Gunshots echo in the broad courtyard, triggering Molten reactions on the scorched demon and causing it to emit a guttural roar. Natsuko doesn’t care how much damage they’re doing. In a way, she hopes it’s not a lot, because she wants this moment to last forever. She doesn’t want to do anything else. She lives to fight monsters. Even as the demon bats her out of the air and knocks off half of her HP, her passive kicks in and her blood catches on fire.
There is no pain, only adrenaline. Only thrill.
The demon spits viscous, black Entropic Acid at her, but she is counting on this, and swipes her flaming blade through the glob, splitting it into two puddles that melt a hibiscus bush behind her. Fuel Injection slams into her heart and a calm blossoms inside her like an island amidst an ocean of adrenaline. She feels like a general commanding an army compressed into the size of her small frame.
Everything slows, and her vision shines with rainbows as Shuixing’s bubbles rain down on the demon, popping against him and against her, harming the demon and healing her with a tingling aliveness.
She laughs. This is everything. There’s nothing more than this fight. Nothing in the world. Just this. She feels like she’s been split into a bunch of little pieces: Her arms, legs, feet, and hands, all working separately, yet together. The whole and the parts, the parts and the whole.

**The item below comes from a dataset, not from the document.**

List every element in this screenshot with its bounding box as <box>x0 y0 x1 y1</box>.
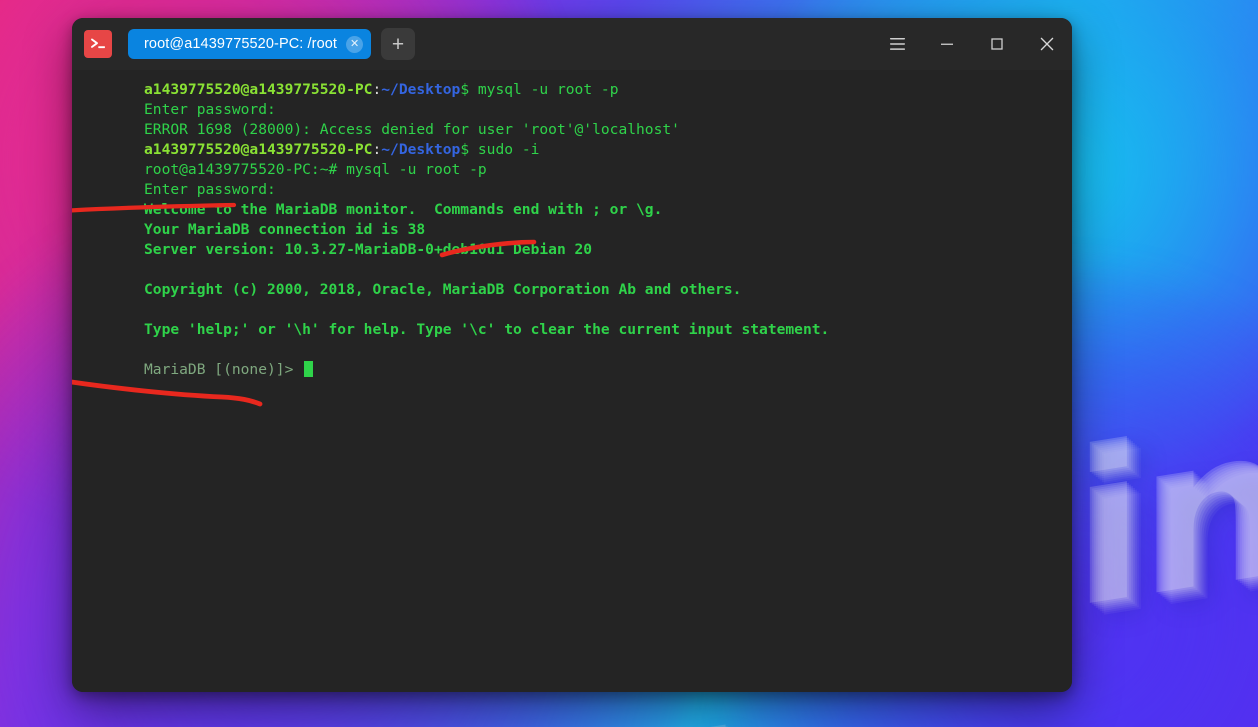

She doesn’t even have to think about her Desperation Art unlocking, its potential floods through her.
Hemiola strums on his lute and a wave of Aether Elemental vibrates against the flailing Demon King. Its buffing effects thrum in Natsuko’s body and soul, charging up her Elemental damage to a fever pitch. With another blast of her Fire Gale, she repositions under the Demon King, and when she’s directly under him, she activates Spontaneous Combustion and explodes in a fireball that contains all her passion and elation, adrenaline and ecstasy.

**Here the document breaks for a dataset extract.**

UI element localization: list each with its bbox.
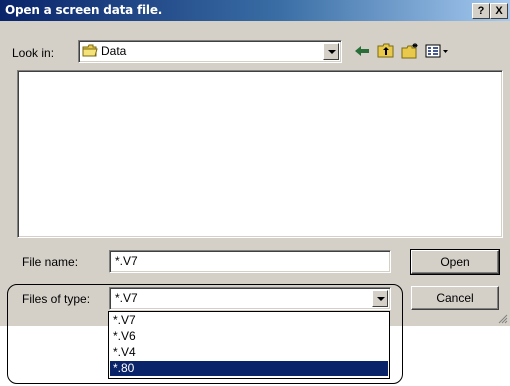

No wonder the ability deals damage to her as well. Everything that she is, has ever been, and will ever be, explodes out of her. A few yards away, Pechorin watches on in awe.
“Ow, fuck!” Natsuko said, falling sideways and jarring her neck and wrists against the pillory as it banged against the floor.
Sofiane laughs—no, laughed—at her misfortune. Time periods were mixing up in Natsuko’s head. Past and present and past. Waking up sober sucked ass. She preferred the oblivion of falling asleep drunk because there were no dreams or memories in the abyss of booze.
While Natsukos was recovering from consciousness, Shuixing snapped her fingers, an idea coming to her with the bang of Natsuko’s pillory hitting the floor.
“Guys, what if Natsuko was right? What if that Pengwu is the key?” Shuixing said.
Sofiane yawned, waking up from his own, much more comfortable nap. “You mean steal the golden bananas and convince him to work for us?”
Shuixing shook her head and looked down at her feet with a guilty look. “No, I mean… if we got Natsuko’s bottle back… we um, we could…”
Natsuko’s and Sofiane’s jaws dropped. Pechorin’s didn’t only because he was focused on a suitable third line for a poem.